In my last blog I explained that non-citizens—legal or not—are allowed to file for bankruptcy. Essentially all they need is appropriate identification. But that raises a couple of questions:
1) Will they receive all the benefits that a citizen would receive? and
2) Will filing for bankruptcy hurt their efforts to become a citizen, or increase an illegal immigrant’s risk of being deported?
I’ll handle the first question now, and the second one in my next blog.
The two main benefits of bankruptcy are:
1. Protecting your assets from the trustee (and thus from the creditors) by using your “exemptions.”
2. Getting your debts discharged.
The exemption rules don’t change because a person isn’t a citizen, but there could be some very important indirect effects.
Most cases use the exemptions granted by the state where the case is filed. But those exemptions may not be available to a non-citizen.

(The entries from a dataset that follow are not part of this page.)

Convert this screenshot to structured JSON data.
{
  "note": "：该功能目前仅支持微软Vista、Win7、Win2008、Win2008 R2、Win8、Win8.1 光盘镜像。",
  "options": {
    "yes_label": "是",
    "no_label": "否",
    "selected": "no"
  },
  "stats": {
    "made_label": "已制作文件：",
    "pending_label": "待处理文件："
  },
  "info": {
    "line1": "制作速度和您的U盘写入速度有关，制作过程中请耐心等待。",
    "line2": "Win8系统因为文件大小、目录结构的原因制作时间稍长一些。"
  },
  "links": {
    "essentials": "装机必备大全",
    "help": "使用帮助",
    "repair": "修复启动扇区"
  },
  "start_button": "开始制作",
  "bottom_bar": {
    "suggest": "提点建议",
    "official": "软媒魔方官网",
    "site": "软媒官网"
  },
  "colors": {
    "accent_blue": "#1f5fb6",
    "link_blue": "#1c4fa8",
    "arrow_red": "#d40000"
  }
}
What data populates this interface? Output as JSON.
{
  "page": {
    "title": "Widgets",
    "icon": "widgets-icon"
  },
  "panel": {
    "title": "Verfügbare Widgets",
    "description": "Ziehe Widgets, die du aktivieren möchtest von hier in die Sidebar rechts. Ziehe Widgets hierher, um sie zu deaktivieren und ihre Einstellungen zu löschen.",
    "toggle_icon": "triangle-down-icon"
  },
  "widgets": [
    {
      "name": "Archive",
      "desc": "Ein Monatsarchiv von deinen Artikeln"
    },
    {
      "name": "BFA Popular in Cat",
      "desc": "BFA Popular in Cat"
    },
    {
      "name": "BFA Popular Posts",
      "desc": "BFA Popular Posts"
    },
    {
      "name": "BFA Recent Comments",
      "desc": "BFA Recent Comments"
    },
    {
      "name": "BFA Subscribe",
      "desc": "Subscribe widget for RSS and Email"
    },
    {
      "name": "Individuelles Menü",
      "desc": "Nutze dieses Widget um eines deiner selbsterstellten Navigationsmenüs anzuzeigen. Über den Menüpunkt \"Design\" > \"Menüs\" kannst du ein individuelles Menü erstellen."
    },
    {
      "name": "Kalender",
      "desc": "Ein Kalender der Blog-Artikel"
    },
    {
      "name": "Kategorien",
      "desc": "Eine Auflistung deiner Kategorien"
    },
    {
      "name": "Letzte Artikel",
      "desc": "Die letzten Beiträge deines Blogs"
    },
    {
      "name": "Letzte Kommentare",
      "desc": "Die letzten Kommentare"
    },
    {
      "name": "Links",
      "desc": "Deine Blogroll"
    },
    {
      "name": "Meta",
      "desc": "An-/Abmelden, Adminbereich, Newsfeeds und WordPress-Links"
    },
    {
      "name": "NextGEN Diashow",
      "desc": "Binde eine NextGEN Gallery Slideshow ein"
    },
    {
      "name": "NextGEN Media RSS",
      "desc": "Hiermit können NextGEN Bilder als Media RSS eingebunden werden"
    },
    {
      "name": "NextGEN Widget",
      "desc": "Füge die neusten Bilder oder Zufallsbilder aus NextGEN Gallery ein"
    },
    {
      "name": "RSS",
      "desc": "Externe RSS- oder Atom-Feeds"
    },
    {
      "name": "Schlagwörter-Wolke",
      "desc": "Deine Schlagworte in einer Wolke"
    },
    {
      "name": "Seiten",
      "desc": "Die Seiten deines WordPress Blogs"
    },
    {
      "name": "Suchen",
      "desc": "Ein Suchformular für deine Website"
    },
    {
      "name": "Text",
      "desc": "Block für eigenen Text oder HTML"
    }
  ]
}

For example, Florida has a very generous homestead exemption, but in order to qualify for it, you must be a permanent resident with the intent to make the home your permanent residence. In order to satisfy this requirement, a non-citizen must be a permanent resident. In other words, they’ll have to have a “green card” on the day their bankruptcy case is filed. In a recent case, on the day it was filed, the immigrant was still in the process of getting his permanent residency. He ultimately received that status three months after filing bankruptcy, but the Court ruled that he was not entitled to the exemption because he was not a permanent resident at the time his case was filed.
The rules about what debts can be discharged are the same regardless of citizenship. But some non-citizens have debts which were incurred in another country, leading to the question of whether those debts can be discharged in their U.S. case.
Like most things in the law, it depends. Maybe, maybe not.
First, as long as the creditor was mailed the notice of the bankruptcy case, and the debtor gets a discharge of his debts, that creditor will no longer be able to try to collect his debt in the U.S.
But unfortunately, there is a good chance that the debt will not be considered discharged in the original country. So that debt can continue to be collected under the laws of that country against the debtor’s assets in that country, and maybe even in other countries outside of the U. S. This will depend on complicated international issues like treaties between the U.S. and that country, and whether they have “comity”—an agreement to respect each other’s laws—specifically in the area of bankruptcy.
So, if the debtor has property outside the U. S., or intends to return to the other country, even just to visit, these issues should be investigated very closely with both the U. S. attorney and one in the other country. In some situations, it even may be necessary to file another bankruptcy case in the other country, assuming such a legal procedure exists and the debtor qualifies to file there.